To evaluate the role of food timing in weight-loss efforts, researchers recruited 420 overweight participants to follow a 20-week weight-loss treatment program in Spain. The participants were divided into two groups: early-eaters and late-eaters, according to the self-selected timing of the main meal, which in this Mediterranean population was lunch. During this meal, 40 percent of the total daily calories are consumed. Early-eaters ate lunch anytime before 3 p.m. and late-eaters, after 3 p.m. They found that late-eaters lost significantly less weight than early-eaters and displayed a much slower rate of weight-loss. Late-eaters also had a lower estimated insulin sensitivity, which is a risk factor for diabetes.
Researchers found that timing of the other (smaller) meals did not play a role in the success of weight loss.
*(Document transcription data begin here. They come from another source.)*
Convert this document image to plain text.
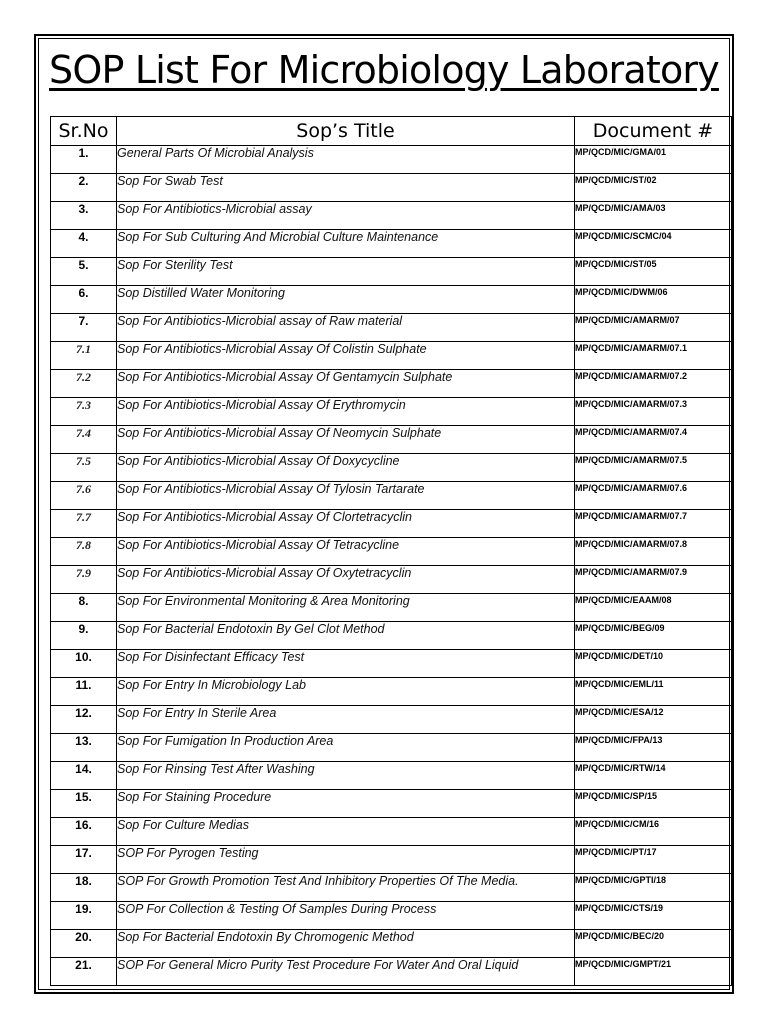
SOP List For Microbiology Laboratory
Sr.No	Sop’s Title	Document #
1.	General Parts Of Microbial Analysis	MP/QCD/MIC/GMA/01
2.	Sop For Swab Test	MP/QCD/MIC/ST/02
3.	Sop For Antibiotics-Microbial assay	MP/QCD/MIC/AMA/03
4.	Sop For Sub Culturing And Microbial Culture Maintenance	MP/QCD/MIC/SCMC/04
5.	Sop For Sterility Test	MP/QCD/MIC/ST/05
6.	Sop Distilled Water Monitoring	MP/QCD/MIC/DWM/06
7.	Sop For Antibiotics-Microbial assay of Raw material	MP/QCD/MIC/AMARM/07
7.1	Sop For Antibiotics-Microbial Assay Of Colistin Sulphate	MP/QCD/MIC/AMARM/07.1
7.2	Sop For Antibiotics-Microbial Assay Of Gentamycin Sulphate	MP/QCD/MIC/AMARM/07.2
7.3	Sop For Antibiotics-Microbial Assay Of Erythromycin	MP/QCD/MIC/AMARM/07.3
7.4	Sop For Antibiotics-Microbial Assay Of Neomycin Sulphate	MP/QCD/MIC/AMARM/07.4
7.5	Sop For Antibiotics-Microbial Assay Of Doxycycline	MP/QCD/MIC/AMARM/07.5
7.6	Sop For Antibiotics-Microbial Assay Of Tylosin Tartarate	MP/QCD/MIC/AMARM/07.6
7.7	Sop For Antibiotics-Microbial Assay Of Clortetracyclin	MP/QCD/MIC/AMARM/07.7
7.8	Sop For Antibiotics-Microbial Assay Of Tetracycline	MP/QCD/MIC/AMARM/07.8
7.9	Sop For Antibiotics-Microbial Assay Of Oxytetracyclin	MP/QCD/MIC/AMARM/07.9
8.	Sop For Environmental Monitoring & Area Monitoring	MP/QCD/MIC/EAAM/08
9.	Sop For Bacterial Endotoxin By Gel Clot Method	MP/QCD/MIC/BEG/09
10.	Sop For Disinfectant Efficacy Test	MP/QCD/MIC/DET/10
11.	Sop For Entry In Microbiology Lab	MP/QCD/MIC/EML/11
12.	Sop For Entry In Sterile Area	MP/QCD/MIC/ESA/12
13.	Sop For Fumigation In Production Area	MP/QCD/MIC/FPA/13
14.	Sop For Rinsing Test After Washing	MP/QCD/MIC/RTW/14
15.	Sop For Staining Procedure	MP/QCD/MIC/SP/15
16.	Sop For Culture Medias	MP/QCD/MIC/CM/16
17.	SOP For Pyrogen Testing	MP/QCD/MIC/PT/17
18.	SOP For Growth Promotion Test And Inhibitory Properties Of The Media.	MP/QCD/MIC/GPTI/18
19.	SOP For Collection & Testing Of Samples During Process	MP/QCD/MIC/CTS/19
20.	Sop For Bacterial Endotoxin By Chromogenic Method	MP/QCD/MIC/BEC/20
21.	SOP For General Micro Purity Test Procedure For Water And Oral Liquid	MP/QCD/MIC/GMPT/21
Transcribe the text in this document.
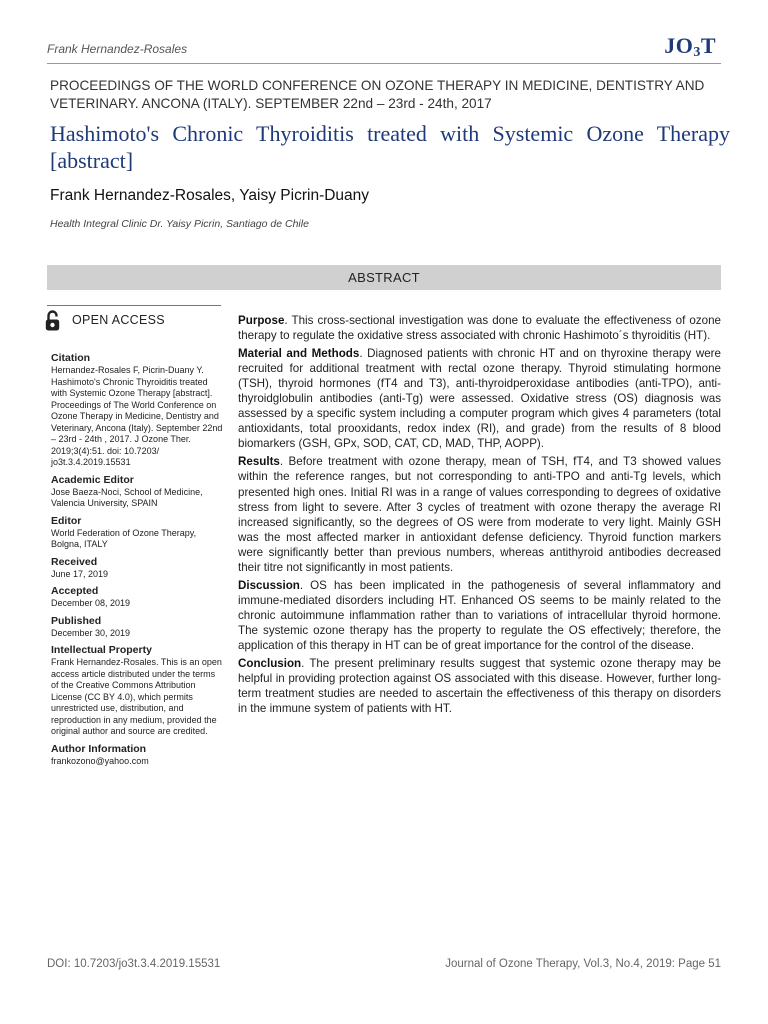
Frank Hernandez-Rosales	$JO_3T$
PROCEEDINGS OF THE WORLD CONFERENCE ON OZONE THERAPY IN MEDICINE, DENTISTRY AND VETERINARY. ANCONA (ITALY). SEPTEMBER 22nd – 23rd - 24th, 2017
Hashimoto's Chronic Thyroiditis treated with Systemic Ozone Therapy [abstract]
Frank Hernandez-Rosales, Yaisy Picrin-Duany
Health Integral Clinic Dr. Yaisy Picrin, Santiago de Chile
ABSTRACT
OPEN ACCESS
Citation
Hernandez-Rosales F, Picrin-Duany Y. Hashimoto's Chronic Thyroiditis treated with Systemic Ozone Therapy [abstract]. Proceedings of The World Conference on Ozone Therapy in Medicine, Dentistry and Veterinary, Ancona (Italy). September 22nd – 23rd - 24th , 2017. J Ozone Ther. 2019;3(4):51. doi: 10.7203/ jo3t.3.4.2019.15531
Academic Editor
Jose Baeza-Noci, School of Medicine, Valencia University, SPAIN
Editor
World Federation of Ozone Therapy, Bolgna, ITALY
Received
June 17, 2019
Accepted
December 08, 2019
Published
December 30, 2019
Intellectual Property
Frank Hernandez-Rosales. This is an open access article distributed under the terms of the Creative Commons Attribution License (CC BY 4.0), which permits unrestricted use, distribution, and reproduction in any medium, provided the original author and source are credited.
Author Information
frankozono@yahoo.com

Purpose. This cross-sectional investigation was done to evaluate the effectiveness of ozone therapy to regulate the oxidative stress associated with chronic Hashimoto´s thyroiditis (HT).

Material and Methods. Diagnosed patients with chronic HT and on thyroxine therapy were recruited for additional treatment with rectal ozone therapy. Thyroid stimulating hormone (TSH), thyroid hormones (fT4 and T3), anti-thyroidperoxidase antibodies (anti-TPO), anti-thyroidglobulin antibodies (anti-Tg) were assessed. Oxidative stress (OS) diagnosis was assessed by a specific system including a computer program which gives 4 parameters (total antioxidants, total prooxidants, redox index (RI), and grade) from the results of 8 blood biomarkers (GSH, GPx, SOD, CAT, CD, MAD, THP, AOPP).

Results. Before treatment with ozone therapy, mean of TSH, fT4, and T3 showed values within the reference ranges, but not corresponding to anti-TPO and anti-Tg levels, which presented high ones. Initial RI was in a range of values corresponding to degrees of oxidative stress from light to severe. After 3 cycles of treatment with ozone therapy the average RI increased significantly, so the degrees of OS were from moderate to very light. Mainly GSH was the most affected marker in antioxidant defense deficiency. Thyroid function markers were significantly better than previous numbers, whereas antithyroid antibodies decreased their titre not significantly in most patients.

Discussion. OS has been implicated in the pathogenesis of several inflammatory and immune-mediated disorders including HT. Enhanced OS seems to be mainly related to the chronic autoimmune inflammation rather than to variations of intracellular thyroid hormone. The systemic ozone therapy has the property to regulate the OS effectively; therefore, the application of this therapy in HT can be of great importance for the control of the disease.

Conclusion. The present preliminary results suggest that systemic ozone therapy may be helpful in providing protection against OS associated with this disease. However, further long-term treatment studies are needed to ascertain the effectiveness of this therapy on disorders in the immune system of patients with HT.

DOI: 10.7203/jo3t.3.4.2019.15531	Journal of Ozone Therapy, Vol.3, No.4, 2019: Page 51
However, the late-eaters—who lost less weight—also consumed fewer calories during breakfast and were more likely to skip breakfast altogether.
In the study, researchers also examined other factors that often play a role in weight loss, such as total calorie intake and expenditure, levels of the appetite hormones leptin and ghrelin, and sleep duration. Among these factors, they found no differences between the late-eater and early-eater groups, suggesting that the timing of the meal was an important and independent factor in weight-loss success.
In other words, it appears the old adage may hold true, "eat breakfast like a king, lunch like a prince and supper like a pauper" may be good advice after all.